It often is, but you don’t truly come into contact with anything permanent, and all of the 5 aggregates are impermanent. Your idea, perception, or sensing of any sort of permanent thing such as a law or concept are created and ceased.
Saying “there is some self behind the impermanent processes of the mind” is a self theory. It is subtle in that you may still be calling the impermanent processes self, but either way, The Buddha mentioned many self theories beyond just materialism:
DN1
‘That which is called “the eye”, “the ear”, “the nose”, “the tongue”, and also “the body”: that self is impermanent, not lasting, transient, perishable. That which is called “mind” or “sentience” or “consciousness”: that self is permanent, everlasting, eternal, imperishable, remaining the same for all eternity.’
…
“The self and the cosmos are eternal, barren, steady as a mountain peak, standing firm like a pillar. They remain the same for all eternity, while these sentient beings wander and transmigrate and pass away and rearise.”
…
The Realized One understands this: ‘If you hold on to and attach to these grounds for views it leads to such and such a destiny in the next life.’ He understands this, and what goes beyond this.

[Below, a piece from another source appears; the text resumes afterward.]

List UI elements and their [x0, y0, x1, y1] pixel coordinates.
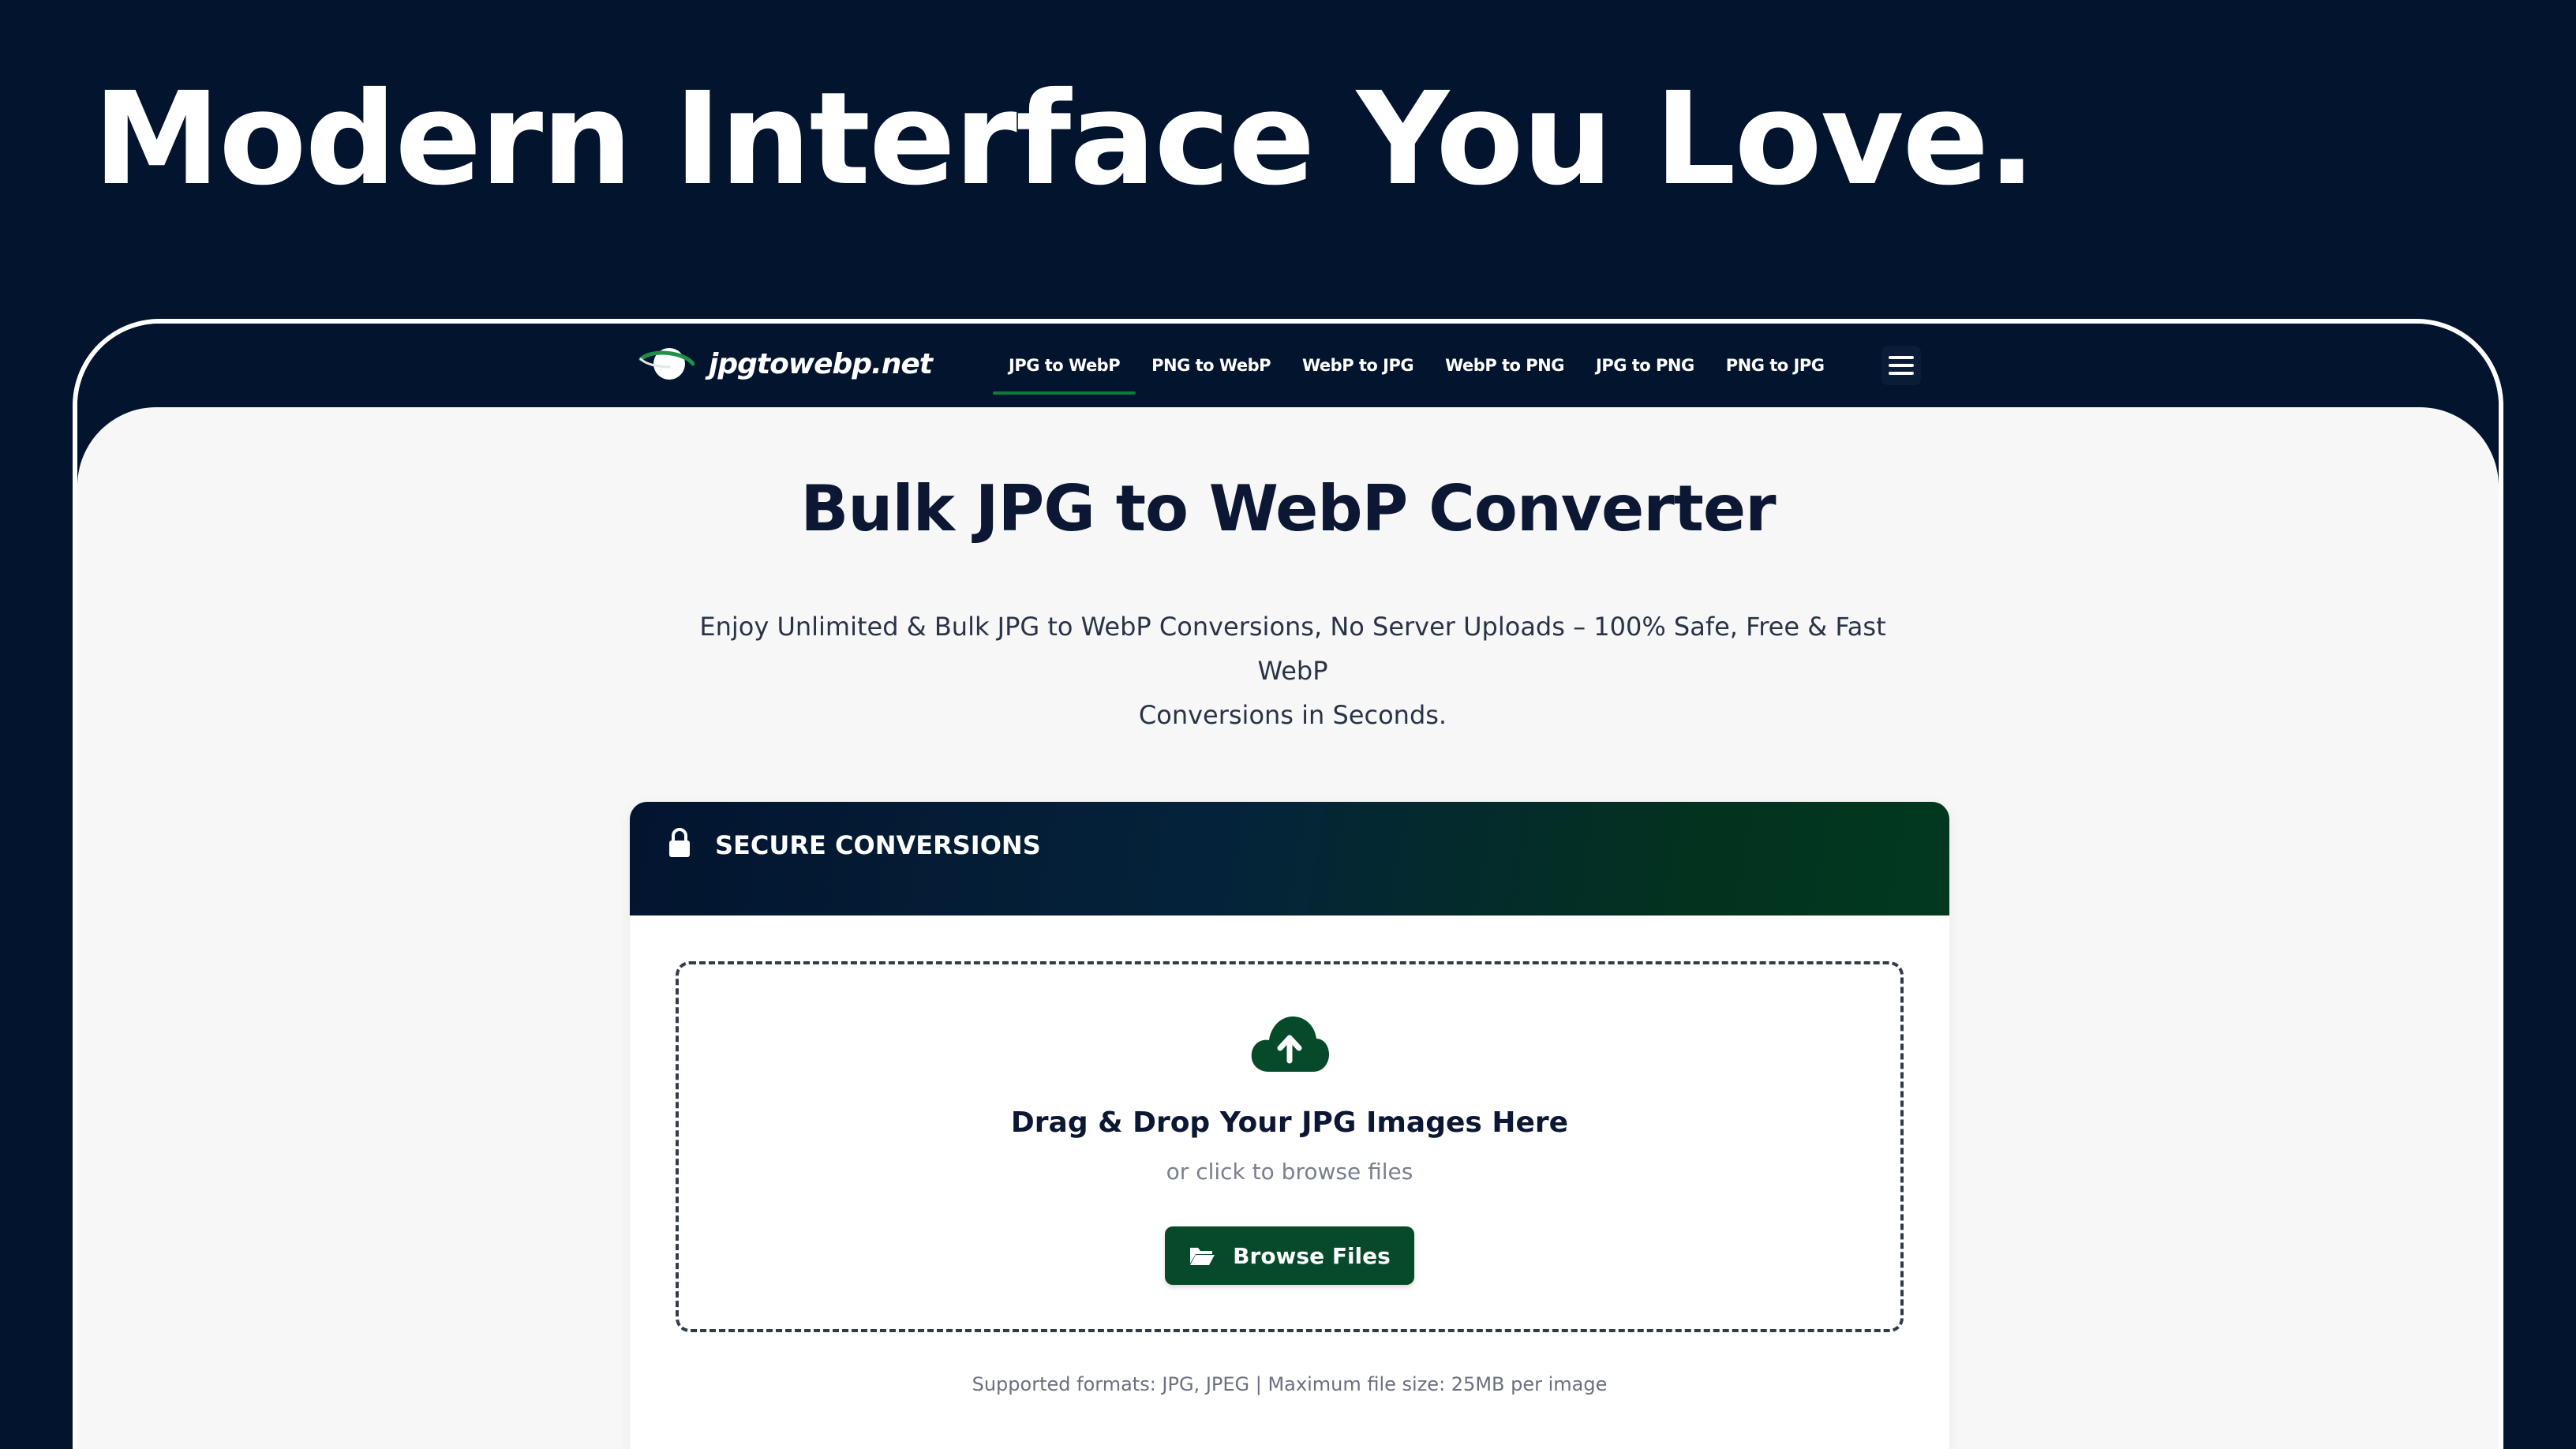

And since he does not misapprehend that understanding, he has realized extinguishment within himself. Having truly understood the origin, ending, gratification, drawback, and escape from feelings, the Realized One is freed through not grasping.These are the principles—deep, hard to see, hard to understand, peaceful, sublime, beyond the scope of logic, subtle, comprehensible to the astute—which the Realized One makes known after realizing them with his own insight. And those who genuinely praise the Realized One would rightly speak of these things.